Is the Bad Economy Good for Radio?
After more than a decade of declining market share and incursions from both the Web and satellite providers, traditional over-the-air broadcast radio may finally have a recession strategy: working with the future instead of trying to ignore it.
Major station groups have quietly begun to offer new (for them) integrated marketing products that combine traditional broadcast radio, Web sites, live events and database marketing. And the results are bearing fruit. In sports radio, for example, WEEI.com and WFAN.com (the Web homes for sports talk stations in Boston and New York, respectively) have grown to become dominant Web destinations in their markets.
WEEI.com captures roughly double the reach and total page views as NESN.com, the Web site tied to the Boston Red Sox regional sports TV network, according to Alexa.
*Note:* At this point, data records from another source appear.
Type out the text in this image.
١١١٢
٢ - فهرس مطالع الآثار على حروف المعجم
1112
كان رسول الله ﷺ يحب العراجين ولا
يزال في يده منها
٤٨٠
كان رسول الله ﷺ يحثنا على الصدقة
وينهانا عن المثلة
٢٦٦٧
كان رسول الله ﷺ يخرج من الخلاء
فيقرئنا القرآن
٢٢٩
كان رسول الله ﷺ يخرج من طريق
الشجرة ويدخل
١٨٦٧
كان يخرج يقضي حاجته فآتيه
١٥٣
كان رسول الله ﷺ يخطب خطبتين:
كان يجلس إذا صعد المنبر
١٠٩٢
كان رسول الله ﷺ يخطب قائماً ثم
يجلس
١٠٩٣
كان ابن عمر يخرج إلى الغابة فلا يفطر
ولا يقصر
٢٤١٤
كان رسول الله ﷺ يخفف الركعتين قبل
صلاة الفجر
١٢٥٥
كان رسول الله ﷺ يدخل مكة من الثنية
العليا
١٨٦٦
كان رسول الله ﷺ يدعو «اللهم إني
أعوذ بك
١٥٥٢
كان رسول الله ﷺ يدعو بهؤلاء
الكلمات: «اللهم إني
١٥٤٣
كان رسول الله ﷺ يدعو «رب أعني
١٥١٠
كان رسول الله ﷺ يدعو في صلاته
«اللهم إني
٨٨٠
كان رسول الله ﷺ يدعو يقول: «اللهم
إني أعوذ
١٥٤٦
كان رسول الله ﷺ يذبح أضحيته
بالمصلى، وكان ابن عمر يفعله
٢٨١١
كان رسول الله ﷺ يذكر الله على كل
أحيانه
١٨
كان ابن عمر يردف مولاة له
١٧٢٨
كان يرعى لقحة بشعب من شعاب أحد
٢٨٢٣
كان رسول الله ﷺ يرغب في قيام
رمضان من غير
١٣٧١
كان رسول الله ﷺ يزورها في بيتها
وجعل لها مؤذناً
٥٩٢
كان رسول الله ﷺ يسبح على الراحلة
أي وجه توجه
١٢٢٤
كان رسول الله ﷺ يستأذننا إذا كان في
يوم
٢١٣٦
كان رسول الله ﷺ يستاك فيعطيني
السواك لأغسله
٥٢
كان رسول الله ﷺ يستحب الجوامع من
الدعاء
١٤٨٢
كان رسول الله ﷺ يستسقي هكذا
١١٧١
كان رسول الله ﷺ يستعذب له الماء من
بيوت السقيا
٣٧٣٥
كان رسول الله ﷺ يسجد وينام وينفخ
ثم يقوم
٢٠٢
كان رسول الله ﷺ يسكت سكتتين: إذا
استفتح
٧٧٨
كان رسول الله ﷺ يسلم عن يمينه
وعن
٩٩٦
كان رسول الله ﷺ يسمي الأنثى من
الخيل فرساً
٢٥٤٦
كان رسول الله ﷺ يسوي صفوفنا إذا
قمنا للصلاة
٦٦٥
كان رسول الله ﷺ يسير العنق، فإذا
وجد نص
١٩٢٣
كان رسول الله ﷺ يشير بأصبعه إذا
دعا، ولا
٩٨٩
And WFAN.com not only dwarfs SNY.com, the Web site tied to the New York Mets regional TV network, it regularly out-performs yesnetworks.com, Web home of YES, run by the Yankees.
None of these radio Web sites will win design awards. ESPN360 they are not. But still, radio has the potential could offer an affordable cross-platform marketing option that could produce results even for the smallest businesses.
“The biggest issue we have is getting over the perception hump that radio can’t be this sophisticated,” says Weezie Kramer, regional president at Entercom, which owns WEEI in Boston. Kramer says markets can vary, but the base level, where her clients can see results, is with a $50,000 annual buy.
“That lets us take someone through a multiplatform program buy,” Kramer says. “Once there, my results are as good as anybody’s out there.”